把硅锗半导体薄膜材料应用于光电微电子机械系统(MicroElectroMechanicalSystems,MEMS)领域有着巨大的需求,但是关于这方面的报道却很少。通过控制硅锗合金薄膜的成分可以控制它的某些性能,比如电学性能、机械性能以及光学性能等,这些性能对于光电MEMS来讲是非常重要的方面。为了更好的发挥MEMS光学方面的性能,制备高质量的硅锗薄膜以及了解它们的机械性能是非常有必要的。
现有的硅锗合金薄膜广泛采用电沉积、化学气相沉积、磁控溅射沉积技术和离子束沉积(IonBeamDeposition,IBD)技术来进行制备,
电沉积的文献可以参考专利号为ZL201010301123.0的中国发明专利《硅锗合金薄膜材料的制备方法》(授权公告号为CN101880901B)。
化学气相沉积的文献可以参考申请号为201410581435.X的中国发明专利申请公开《掺氧非晶硅锗薄膜、异质结晶体硅太阳能电池及制备方法》(申请公布号CN104393121A)。
磁控溅射沉积技术和离子束沉积都存在一定的局限性,主要体现在磁控溅射沉积技术会刻蚀跑道以及靶材表面容易产生中毒现象。而离子束沉积技术通过倾斜方式发射离子束,会降低靶材的使用寿命;逸出的离子束会对腔室材料形成溅射,污染所需要的硅锗薄膜;速率较低,对较厚的硅锗薄膜材料沉积困难。
光电MEMS要求相应的半导体薄膜材料具有优良的物理特性,而材料成分的不同深刻的影响着薄膜的各项性能。如何精确的控制薄膜的成分以及获得优异的物理性能是沉积半导体薄膜的关键技术。
文献1“Fabricationofsilicon/germaniumsuperlatticebyionbeamsputtering,Vacuum,Vol.66,DEC2011,p457-462.”公开了一种利用离子束沉积方法在硅基底上生长半导体硅锗薄膜的方法,沉积了300nm厚度的硅锗双分层薄膜,从给出的原子力显微镜三维图形中看出,它的粗糙度为1.08nm。

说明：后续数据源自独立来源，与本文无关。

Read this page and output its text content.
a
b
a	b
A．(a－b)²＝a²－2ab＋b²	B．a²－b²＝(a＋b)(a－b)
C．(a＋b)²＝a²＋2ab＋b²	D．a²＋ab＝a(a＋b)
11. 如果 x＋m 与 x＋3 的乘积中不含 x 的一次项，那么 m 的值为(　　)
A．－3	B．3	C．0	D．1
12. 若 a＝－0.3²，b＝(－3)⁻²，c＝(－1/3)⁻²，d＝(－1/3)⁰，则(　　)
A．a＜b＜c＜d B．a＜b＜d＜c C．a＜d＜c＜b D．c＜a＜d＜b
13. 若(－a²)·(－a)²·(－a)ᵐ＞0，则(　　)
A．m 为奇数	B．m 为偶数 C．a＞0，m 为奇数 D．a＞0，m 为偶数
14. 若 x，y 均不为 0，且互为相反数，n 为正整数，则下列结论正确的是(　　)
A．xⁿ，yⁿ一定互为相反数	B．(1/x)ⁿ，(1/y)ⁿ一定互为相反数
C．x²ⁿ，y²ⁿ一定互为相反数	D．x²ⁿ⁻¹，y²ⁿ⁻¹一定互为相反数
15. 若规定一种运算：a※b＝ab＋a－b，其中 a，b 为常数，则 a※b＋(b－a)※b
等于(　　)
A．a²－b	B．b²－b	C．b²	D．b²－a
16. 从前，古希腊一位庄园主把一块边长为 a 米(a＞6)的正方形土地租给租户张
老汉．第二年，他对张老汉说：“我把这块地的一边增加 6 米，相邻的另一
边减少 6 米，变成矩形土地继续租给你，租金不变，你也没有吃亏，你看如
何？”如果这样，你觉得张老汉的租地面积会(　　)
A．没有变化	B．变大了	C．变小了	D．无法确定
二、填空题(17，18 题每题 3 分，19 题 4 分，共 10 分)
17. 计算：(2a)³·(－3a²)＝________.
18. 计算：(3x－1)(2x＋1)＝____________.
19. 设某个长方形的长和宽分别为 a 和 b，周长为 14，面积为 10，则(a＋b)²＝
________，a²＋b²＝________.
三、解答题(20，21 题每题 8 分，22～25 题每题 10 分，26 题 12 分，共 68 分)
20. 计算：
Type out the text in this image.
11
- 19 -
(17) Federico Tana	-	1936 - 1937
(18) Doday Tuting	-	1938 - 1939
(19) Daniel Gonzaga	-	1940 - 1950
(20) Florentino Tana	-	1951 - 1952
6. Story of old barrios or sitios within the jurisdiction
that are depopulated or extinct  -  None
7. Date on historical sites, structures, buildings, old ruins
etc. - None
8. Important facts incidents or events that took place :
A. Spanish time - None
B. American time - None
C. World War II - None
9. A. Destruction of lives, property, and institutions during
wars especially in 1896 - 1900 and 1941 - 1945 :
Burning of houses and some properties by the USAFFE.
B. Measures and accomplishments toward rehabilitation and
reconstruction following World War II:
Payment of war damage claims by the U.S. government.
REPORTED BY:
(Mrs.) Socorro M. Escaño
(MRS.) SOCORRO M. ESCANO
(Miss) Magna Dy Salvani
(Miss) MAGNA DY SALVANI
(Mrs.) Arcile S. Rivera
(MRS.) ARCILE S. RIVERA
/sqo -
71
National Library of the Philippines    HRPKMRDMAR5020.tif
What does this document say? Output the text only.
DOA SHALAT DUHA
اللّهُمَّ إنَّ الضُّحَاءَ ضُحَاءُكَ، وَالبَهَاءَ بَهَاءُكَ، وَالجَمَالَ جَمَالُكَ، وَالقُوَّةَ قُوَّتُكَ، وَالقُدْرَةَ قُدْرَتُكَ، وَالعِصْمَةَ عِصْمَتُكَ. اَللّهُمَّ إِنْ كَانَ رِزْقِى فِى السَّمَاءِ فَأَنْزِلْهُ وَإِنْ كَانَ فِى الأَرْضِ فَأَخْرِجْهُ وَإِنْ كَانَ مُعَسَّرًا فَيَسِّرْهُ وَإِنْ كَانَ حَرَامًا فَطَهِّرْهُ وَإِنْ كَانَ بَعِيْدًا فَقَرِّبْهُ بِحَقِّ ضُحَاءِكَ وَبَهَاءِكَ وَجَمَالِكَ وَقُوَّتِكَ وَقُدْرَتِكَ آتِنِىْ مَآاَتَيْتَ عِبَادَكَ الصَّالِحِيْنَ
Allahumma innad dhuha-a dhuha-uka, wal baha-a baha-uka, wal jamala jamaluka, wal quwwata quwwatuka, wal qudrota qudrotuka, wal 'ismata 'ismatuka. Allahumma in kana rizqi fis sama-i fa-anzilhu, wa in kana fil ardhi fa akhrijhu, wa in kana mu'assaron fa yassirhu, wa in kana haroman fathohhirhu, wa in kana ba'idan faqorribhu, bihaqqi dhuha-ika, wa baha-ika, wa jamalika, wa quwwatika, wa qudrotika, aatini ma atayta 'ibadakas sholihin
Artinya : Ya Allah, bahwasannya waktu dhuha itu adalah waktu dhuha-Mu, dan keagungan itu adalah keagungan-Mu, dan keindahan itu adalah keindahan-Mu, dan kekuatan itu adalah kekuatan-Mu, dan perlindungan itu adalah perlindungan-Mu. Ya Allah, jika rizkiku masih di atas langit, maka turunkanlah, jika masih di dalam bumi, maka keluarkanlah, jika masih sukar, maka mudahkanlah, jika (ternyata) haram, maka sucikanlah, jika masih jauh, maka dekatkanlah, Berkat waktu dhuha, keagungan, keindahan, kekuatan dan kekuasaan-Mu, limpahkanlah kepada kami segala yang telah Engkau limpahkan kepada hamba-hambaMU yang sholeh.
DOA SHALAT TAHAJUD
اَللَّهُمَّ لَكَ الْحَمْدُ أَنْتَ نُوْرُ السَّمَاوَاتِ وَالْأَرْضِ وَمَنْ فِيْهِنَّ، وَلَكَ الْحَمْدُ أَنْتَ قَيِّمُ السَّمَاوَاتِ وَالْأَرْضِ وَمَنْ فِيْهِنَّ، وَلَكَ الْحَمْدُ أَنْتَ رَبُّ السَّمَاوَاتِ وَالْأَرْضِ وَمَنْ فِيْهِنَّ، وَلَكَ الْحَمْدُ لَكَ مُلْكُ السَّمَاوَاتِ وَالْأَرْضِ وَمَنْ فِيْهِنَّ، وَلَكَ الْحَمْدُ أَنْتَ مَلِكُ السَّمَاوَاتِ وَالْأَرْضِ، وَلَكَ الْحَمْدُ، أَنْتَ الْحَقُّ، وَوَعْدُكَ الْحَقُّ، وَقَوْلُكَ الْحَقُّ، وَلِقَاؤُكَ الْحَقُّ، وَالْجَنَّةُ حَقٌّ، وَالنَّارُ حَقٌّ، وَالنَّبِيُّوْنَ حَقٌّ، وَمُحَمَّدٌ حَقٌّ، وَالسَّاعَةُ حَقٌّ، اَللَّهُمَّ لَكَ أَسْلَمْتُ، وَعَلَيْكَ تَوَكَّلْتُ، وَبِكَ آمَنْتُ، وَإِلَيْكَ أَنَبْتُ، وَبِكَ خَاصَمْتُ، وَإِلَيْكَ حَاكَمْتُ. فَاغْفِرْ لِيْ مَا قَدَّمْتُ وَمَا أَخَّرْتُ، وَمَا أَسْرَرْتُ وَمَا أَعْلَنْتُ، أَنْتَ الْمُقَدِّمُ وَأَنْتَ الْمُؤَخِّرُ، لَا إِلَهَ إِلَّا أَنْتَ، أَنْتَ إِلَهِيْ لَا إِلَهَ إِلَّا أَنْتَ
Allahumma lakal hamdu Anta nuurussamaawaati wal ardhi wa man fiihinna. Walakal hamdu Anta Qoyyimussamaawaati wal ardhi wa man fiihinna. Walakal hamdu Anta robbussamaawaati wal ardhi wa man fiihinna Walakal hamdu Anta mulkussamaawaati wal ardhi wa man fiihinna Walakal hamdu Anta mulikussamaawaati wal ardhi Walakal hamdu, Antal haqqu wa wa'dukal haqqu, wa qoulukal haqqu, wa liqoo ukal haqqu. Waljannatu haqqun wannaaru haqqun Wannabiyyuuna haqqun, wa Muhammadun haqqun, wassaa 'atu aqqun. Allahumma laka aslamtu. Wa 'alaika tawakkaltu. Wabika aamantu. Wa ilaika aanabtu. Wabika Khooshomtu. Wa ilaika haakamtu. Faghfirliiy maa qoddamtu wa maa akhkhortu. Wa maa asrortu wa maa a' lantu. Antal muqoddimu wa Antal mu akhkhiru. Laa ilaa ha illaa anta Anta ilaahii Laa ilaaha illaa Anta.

文献2“StructuralandelectricalstudiesofultrathinlayerswithSi0.7Ge0.3nanocrystalsconfinedinaSiGe/SiO2superlattice,JournalofAppliedPhysics,Vol.111,OCT2012,p.104323-1--104323-4.”公开了一种利用射频磁控溅射沉积技术制备硅锗薄膜的方法,该方法利用共溅的方式,制备了较薄的硅锗薄膜,获得了较好的结构和电学特性,但是这一方式难以对薄膜的成分进行精确控制,同时靶材的利用率也不高,降低了靶材的寿命,不利于大规模推广应用。
磁控溅射沉积技术由于采用了环状磁场,会迫使二次电子跳栏式的沿着环状磁场转圈。相应的,环状磁场控制的区域是等离子体密度最高的部位,这样会在靶材上面溅射出一条环状的沟槽,造成刻蚀跑道的情况,沟槽一旦穿过靶材,就会使得整块靶材报废,因此会导致靶材的利用率不高,而磁控溅射沉积技术所采用的等离子体由于不稳定,会造成靶材表面的不均匀刻蚀,产生中毒现象,中毒区域溅射不可避免导致成膜掺杂,这样会降低所制备的薄膜的纯度。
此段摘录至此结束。